E’ questa la ragione per cui bisogna rifiutare gli appelli a un nuovo ordine mondiale di Putin e di Xi Jinping, che non hanno come obiettivo un mondo multipolare, ma l’egemonia russo-cinese su un Occidente culturalmente e materialmente disintegrato. I peggiori nemici dell’Occidente sono coloro che cedono a queste lusinghe, vittime di una “guerra ibrida”, che fa perdere il senso della realtà.

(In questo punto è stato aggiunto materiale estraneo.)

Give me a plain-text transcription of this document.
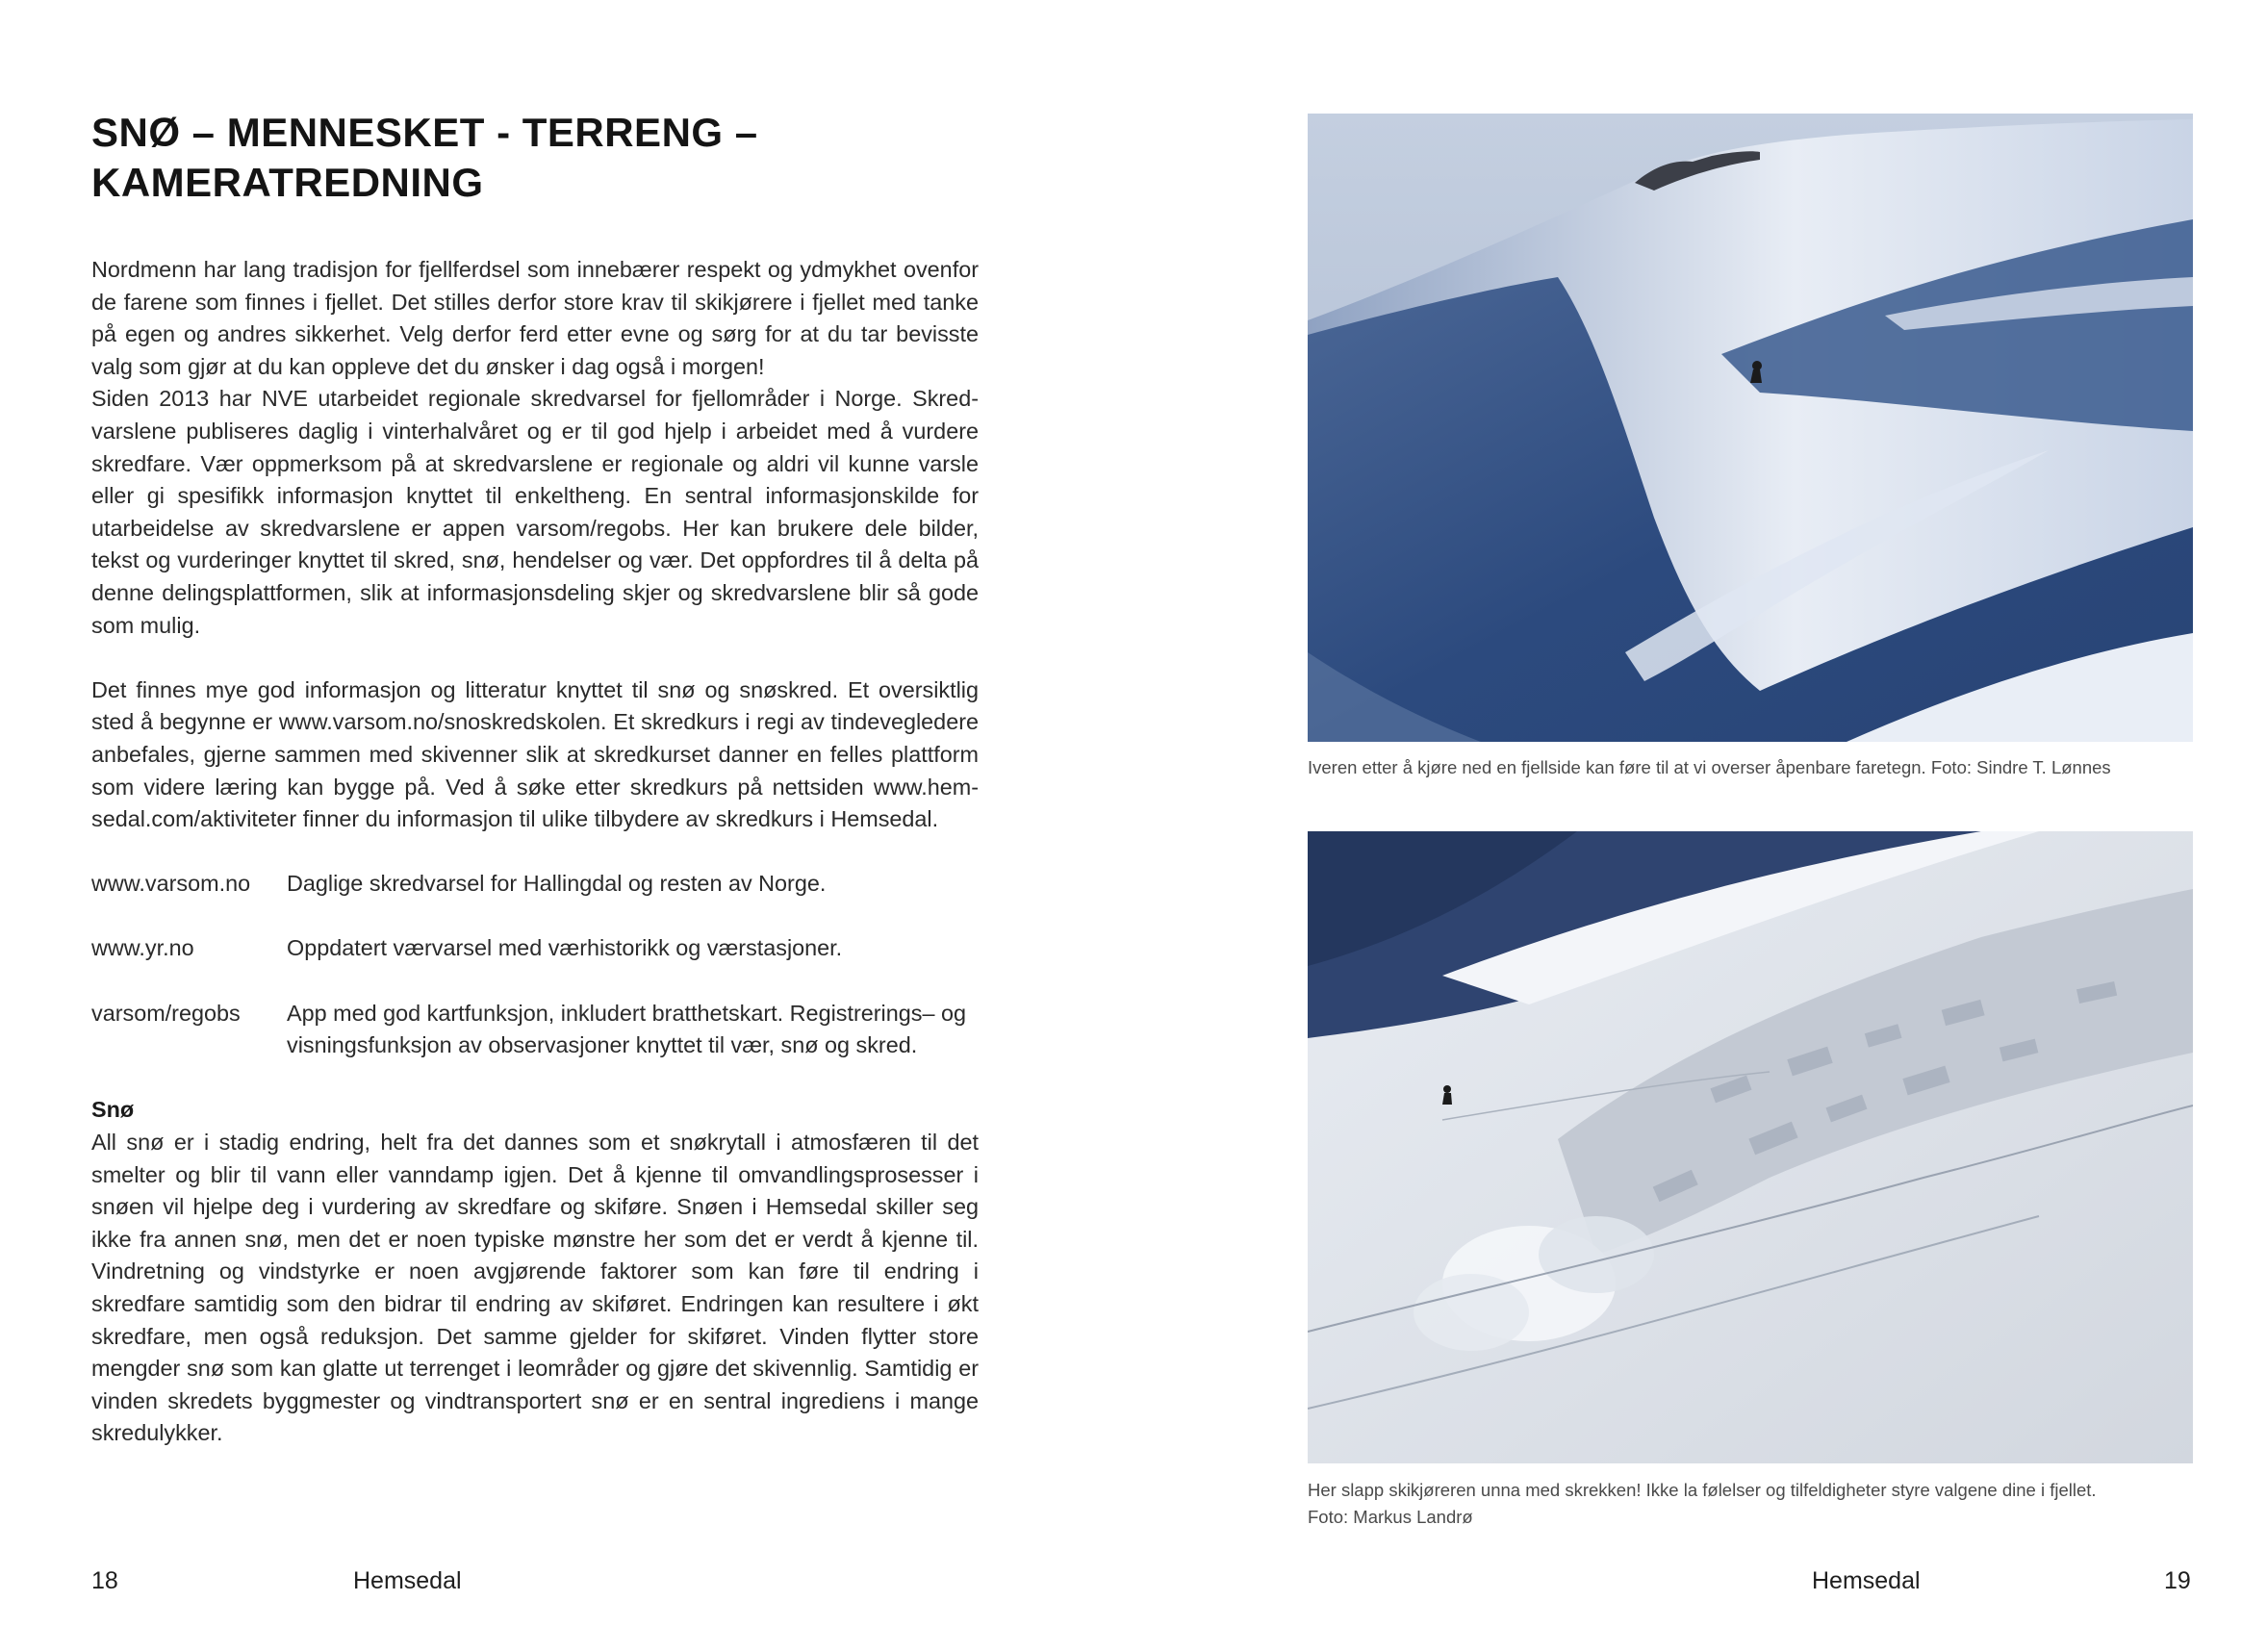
SNØ – MENNESKET - TERRENG –
KAMERATREDNING

Nordmenn har lang tradisjon for fjellferdsel som innebærer respekt og ydmykhet ovenfor de farene som finnes i fjellet. Det stilles derfor store krav til skikjørere i fjellet med tanke på egen og andres sikkerhet. Velg derfor ferd etter evne og sørg for at du tar bevisste valg som gjør at du kan oppleve det du ønsker i dag også i morgen!

Siden 2013 har NVE utarbeidet regionale skredvarsel for fjellområder i Norge. Skredvarslene publiseres daglig i vinterhalvåret og er til god hjelp i arbeidet med å vurdere skredfare. Vær oppmerksom på at skredvarslene er regionale og aldri vil kunne varsle eller gi spesifikk informasjon knyttet til enkeltheng. En sentral informasjonskilde for utarbeidelse av skredvarslene er appen varsom/regobs. Her kan brukere dele bilder, tekst og vurderinger knyttet til skred, snø, hendelser og vær. Det oppfordres til å delta på denne delingsplattformen, slik at informasjonsdeling skjer og skredvarslene blir så gode som mulig.

Det finnes mye god informasjon og litteratur knyttet til snø og snøskred. Et oversiktlig sted å begynne er www.varsom.no/snoskredskolen. Et skredkurs i regi av tindevegledere anbefales, gjerne sammen med skivenner slik at skredkurset danner en felles plattform som videre læring kan bygge på. Ved å søke etter skredkurs på nettsiden www.hemsedal.com/aktiviteter finner du informasjon til ulike tilbydere av skredkurs i Hemsedal.

www.varsom.no	Daglige skredvarsel for Hallingdal og resten av Norge.
www.yr.no	Oppdatert værvarsel med værhistorikk og værstasjoner.
varsom/regobs	App med god kartfunksjon, inkludert bratthetskart. Registrerings– og visningsfunksjon av observasjoner knyttet til vær, snø og skred.

Snø

All snø er i stadig endring, helt fra det dannes som et snøkrytall i atmosfæren til det smelter og blir til vann eller vanndamp igjen. Det å kjenne til omvandlingsprosesser i snøen vil hjelpe deg i vurdering av skredfare og skiføre. Snøen i Hemsedal skiller seg ikke fra annen snø, men det er noen typiske mønstre her som det er verdt å kjenne til. Vindretning og vindstyrke er noen avgjørende faktorer som kan føre til endring i skredfare samtidig som den bidrar til endring av skiføret. Endringen kan resultere i økt skredfare, men også reduksjon. Det samme gjelder for skiføret. Vinden flytter store mengder snø som kan glatte ut terrenget i leområder og gjøre det skivennlig. Samtidig er vinden skredets byggmester og vindtransportert snø er en sentral ingrediens i mange skredulykker.

18	Hemsedal
Iveren etter å kjøre ned en fjellside kan føre til at vi overser åpenbare faretegn. Foto: Sindre T. Lønnes
Her slapp skikjøreren unna med skrekken! Ikke la følelser og tilfeldigheter styre valgene dine i fjellet.
Foto: Markus Landrø
Hemsedal	19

L’Occidente non è un’élite globalista o una lobby anglofona, ma è una civiltà radicata nello spazio e nel tempo, diversa da tutte le altre per la sua vocazione universale. I modelli dell’Occidente e dell’Europa sono i suoi fondatori: san Luigi re di Francia, san Ferdinando di Castiglia, santa Elisabetta di Portogallo, sant’Edoardo d’Inghilterra, santa Margherita di Scozia, sant’Enrico Imperatore, santo Stefano e santa Elisabetta d’Ungheria, san Venceslao di Boemia, sant’Erik di Svezia, sant’Olaf di Norvegia, san Vladimiro di Kiev e tanti altri principi cristiani, che cercarono il bene non soltanto materiale, ma anche soprannaturale dei loro popoli, sottomettendosi alle leggi di Dio e della Chiesa. Tutta la società medioevale si conformava armonicamente all’ordine naturale disposto da Dio nella creazione dell’universo e all’ordine soprannaturale inaugurato con la Redenzione e ispirato dalla Chiesa. Fu questa la grande civiltà che emerse con lentezza, ma vigorosamente, dalla disgregazione dell’età barbarica sotto l’influsso delle energie naturali e soprannaturali dei popoli battezzati e ordinati a Cristo. L’Occidente era Occidente prima della Rivoluzione che dall’epoca dell’umanesimo e del protestantesimo ha iniziato a corromperlo e non va confuso con la sua decadenza, con la sua crisi, con la sua malattia culturale e morale. L’Occidente è malato, ma non è il male, e può guarire dalla condizione patologica in cui si trova. La guarigione sta nel ritorno a quello stato di salute che ha conosciuto all’alba della sua storia, quando è nata l’Europa cristiana. A Dio tutto è possibile (Mt 19, 26). E nei periodi di caos della storia, bastano pochi uomini che corrispondano pienamente all’azione della grazia divina, perché la rinascita di una civiltà che non è mai tramontata, si trasformi da sogno in realtà.